# Milstein method

In mathematics, the Milstein method is a technique for the approximate numerical solution of a stochastic differential equation. It is named after Grigori N. Milstein who first published the method in 1974.

## Description

Consider the autonomous Itō stochastic differential equation:

$\mathrm {d} X_{t}=a(X_{t})\,\mathrm {d} t+b(X_{t})\,\mathrm {d} W_{t}$ with initial condition $X_{0}=x_{0}$ , where $W_{t}$ stands for the Wiener process, and suppose that we wish to solve this SDE on some interval of time $[0,T]$ . Then the Milstein approximation to the true solution $X$ is the Markov chain $Y$ defined as follows:

• partition the interval $[0,T]$ into $N$ equal subintervals of width $\Delta t>0$ :
$0=\tau _{0}<\tau _{1}<\dots <\tau _{N}=T{\text{ with }}\tau _{n}:=n\Delta t{\text{ and }}\Delta t={\frac {T}{N}}$ • set $Y_{0}=x_{0};$ • recursively define $Y_{n}$ for $1\leq n\leq N$ by:
$Y_{n+1}=Y_{n}+a(Y_{n})\Delta t+b(Y_{n})\Delta W_{n}+{\frac {1}{2}}b(Y_{n})b'(Y_{n})\left((\Delta W_{n})^{2}-\Delta t\right)$ where $b'$ denotes the derivative of $b(x)$ with respect to $x$ and:

$\Delta W_{n}=W_{\tau _{n+1}}-W_{\tau _{n}}$ are independent and identically distributed normal random variables with expected value zero and variance $\Delta t$ . Then $Y_{n}$ will approximate $X_{\tau _{n}}$ for $0\leq n\leq N$ , and increasing $N$ will yield a better approximation.

Note that when $b'(Y_{n})=0$ , i.e. the diffusion term does not depend on $X_{t}$ , this method is equivalent to the Euler–Maruyama method.

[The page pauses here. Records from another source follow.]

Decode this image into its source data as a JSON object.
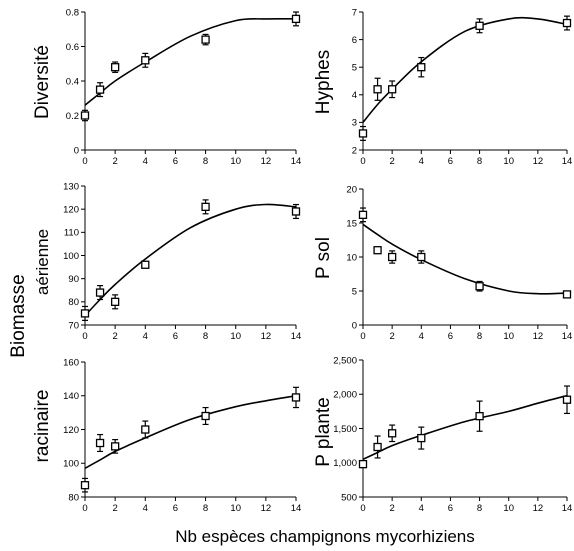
{
  "figure": {
    "xlabel": "Nb espèces champignons mycorhiziens",
    "shared_ylabels": {
      "biomasse_upper": "aérienne",
      "biomasse_lower": "racinaire",
      "biomasse_common": "Biomasse"
    }
  },
  "chart_data": [
    {
      "id": "diversite",
      "type": "scatter",
      "ylabel": "Diversité",
      "x": [
        0,
        1,
        2,
        4,
        8,
        14
      ],
      "values": [
        0.2,
        0.35,
        0.48,
        0.52,
        0.64,
        0.76
      ],
      "errors": [
        0.03,
        0.04,
        0.03,
        0.04,
        0.03,
        0.04
      ],
      "fit": [
        0.26,
        0.33,
        0.4,
        0.51,
        0.66,
        0.75,
        0.76,
        0.76
      ],
      "fit_x": [
        0,
        1,
        2,
        4,
        7,
        10,
        12,
        14
      ],
      "xlim": [
        0,
        14
      ],
      "ylim": [
        0,
        0.8
      ],
      "xticks": [
        0,
        2,
        4,
        6,
        8,
        10,
        12,
        14
      ],
      "yticks": [
        0,
        0.2,
        0.4,
        0.6,
        0.8
      ],
      "ytick_labels": [
        "0",
        "0.2",
        "0.4",
        "0.6",
        "0.8"
      ]
    },
    {
      "id": "hyphes",
      "type": "scatter",
      "ylabel": "Hyphes",
      "x": [
        0,
        1,
        2,
        4,
        8,
        14
      ],
      "values": [
        2.6,
        4.2,
        4.2,
        5.0,
        6.5,
        6.6
      ],
      "errors": [
        0.25,
        0.4,
        0.3,
        0.35,
        0.25,
        0.25
      ],
      "fit": [
        3.0,
        3.65,
        4.2,
        5.2,
        6.3,
        6.75,
        6.75,
        6.55
      ],
      "fit_x": [
        0,
        1,
        2,
        4,
        7,
        10,
        12,
        14
      ],
      "xlim": [
        0,
        14
      ],
      "ylim": [
        2,
        7
      ],
      "xticks": [
        0,
        2,
        4,
        6,
        8,
        10,
        12,
        14
      ],
      "yticks": [
        2,
        3,
        4,
        5,
        6,
        7
      ],
      "ytick_labels": [
        "2",
        "3",
        "4",
        "5",
        "6",
        "7"
      ]
    },
    {
      "id": "biomasse-aerienne",
      "type": "scatter",
      "ylabel": "",
      "x": [
        0,
        1,
        2,
        4,
        8,
        14
      ],
      "values": [
        75,
        84,
        80,
        96,
        121,
        119
      ],
      "errors": [
        3,
        3,
        3,
        0,
        3,
        3
      ],
      "fit": [
        74,
        81,
        87.5,
        98.5,
        112,
        120,
        122,
        121
      ],
      "fit_x": [
        0,
        1,
        2,
        4,
        7,
        10,
        12,
        14
      ],
      "xlim": [
        0,
        14
      ],
      "ylim": [
        70,
        130
      ],
      "xticks": [
        0,
        2,
        4,
        6,
        8,
        10,
        12,
        14
      ],
      "yticks": [
        70,
        80,
        90,
        100,
        110,
        120,
        130
      ],
      "ytick_labels": [
        "70",
        "80",
        "90",
        "100",
        "110",
        "120",
        "130"
      ]
    },
    {
      "id": "p-sol",
      "type": "scatter",
      "ylabel": "P sol",
      "x": [
        0,
        1,
        2,
        4,
        8,
        14
      ],
      "values": [
        16.2,
        11.0,
        10.0,
        10.0,
        5.7,
        4.5
      ],
      "errors": [
        1.0,
        0.3,
        0.9,
        0.9,
        0.7,
        0.3
      ],
      "fit": [
        14.8,
        13.3,
        11.9,
        9.6,
        6.8,
        5.0,
        4.6,
        4.7
      ],
      "fit_x": [
        0,
        1,
        2,
        4,
        7,
        10,
        12,
        14
      ],
      "xlim": [
        0,
        14
      ],
      "ylim": [
        0,
        20
      ],
      "xticks": [
        0,
        2,
        4,
        6,
        8,
        10,
        12,
        14
      ],
      "yticks": [
        0,
        5,
        10,
        15,
        20
      ],
      "ytick_labels": [
        "0",
        "5",
        "10",
        "15",
        "20"
      ]
    },
    {
      "id": "biomasse-racinaire",
      "type": "scatter",
      "ylabel": "racinaire",
      "x": [
        0,
        1,
        2,
        4,
        8,
        14
      ],
      "values": [
        87,
        112,
        110,
        120,
        128,
        139
      ],
      "errors": [
        4,
        5,
        4,
        5,
        5,
        6
      ],
      "fit": [
        97,
        102,
        107,
        115,
        126,
        133.5,
        137,
        140
      ],
      "fit_x": [
        0,
        1,
        2,
        4,
        7,
        10,
        12,
        14
      ],
      "xlim": [
        0,
        14
      ],
      "ylim": [
        80,
        160
      ],
      "xticks": [
        0,
        2,
        4,
        6,
        8,
        10,
        12,
        14
      ],
      "yticks": [
        80,
        100,
        120,
        140,
        160
      ],
      "ytick_labels": [
        "80",
        "100",
        "120",
        "140",
        "160"
      ]
    },
    {
      "id": "p-plante",
      "type": "scatter",
      "ylabel": "P plante",
      "x": [
        0,
        1,
        2,
        4,
        8,
        14
      ],
      "values": [
        980,
        1230,
        1430,
        1360,
        1680,
        1920
      ],
      "errors": [
        50,
        160,
        120,
        160,
        220,
        200
      ],
      "fit": [
        1050,
        1150,
        1250,
        1400,
        1600,
        1750,
        1870,
        1980
      ],
      "fit_x": [
        0,
        1,
        2,
        4,
        7,
        10,
        12,
        14
      ],
      "xlim": [
        0,
        14
      ],
      "ylim": [
        500,
        2500
      ],
      "xticks": [
        0,
        2,
        4,
        6,
        8,
        10,
        12,
        14
      ],
      "yticks": [
        500,
        1000,
        1500,
        2000,
        2500
      ],
      "ytick_labels": [
        "500",
        "1,000",
        "1,500",
        "2,000",
        "2,500"
      ]
    }
  ]
}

The Milstein scheme has both weak and strong order of convergence, $\Delta t$ , which is superior to the Euler–Maruyama method, which in turn has the same weak order of convergence, $\Delta t$ , but inferior strong order of convergence, ${\sqrt {\Delta t}}$ .

## Intuitive derivation

For this derivation, we will only look at geometric Brownian motion (GBM), the stochastic differential equation of which is given by:

$\mathrm {d} X_{t}=\mu X\mathrm {d} t+\sigma XdW_{t}$ with real constants $\mu$ and $\sigma$ . Using Itō's lemma we get:

$\mathrm {d} \ln X_{t}=\left(\mu -{\frac {1}{2}}\sigma ^{2}\right)\mathrm {d} t+\sigma \mathrm {d} W_{t}$ Thus, the solution to the GBM SDE is:

{\begin{aligned}X_{t+\Delta t}&=X_{t}\exp \left\{\int _{t}^{t+\Delta t}\left(\mu -{\frac {1}{2}}\sigma ^{2}\right)\mathrm {d} t+\int _{t}^{t+\Delta t}\sigma \mathrm {d} W_{u}\right\}\\&\approx X_{t}\left(1+\mu \Delta t-{\frac {1}{2}}\sigma ^{2}\Delta t+\sigma \Delta W_{t}+{\frac {1}{2}}\sigma ^{2}(\Delta W_{t})^{2}\right)\\&=X_{t}+a(X_{t})\Delta t+b(X_{t})\Delta W_{t}+{\frac {1}{2}}b(X_{t})b'(X_{t})((\Delta W_{t})^{2}-\Delta t)\end{aligned}} where

$a(x)=\mu x,~b(x)=\sigma x$ See numerical solution is presented above for three different trajectories. Numerical solution for the stochastic differential equation just presented, the drift is twice the diffusion coefficient.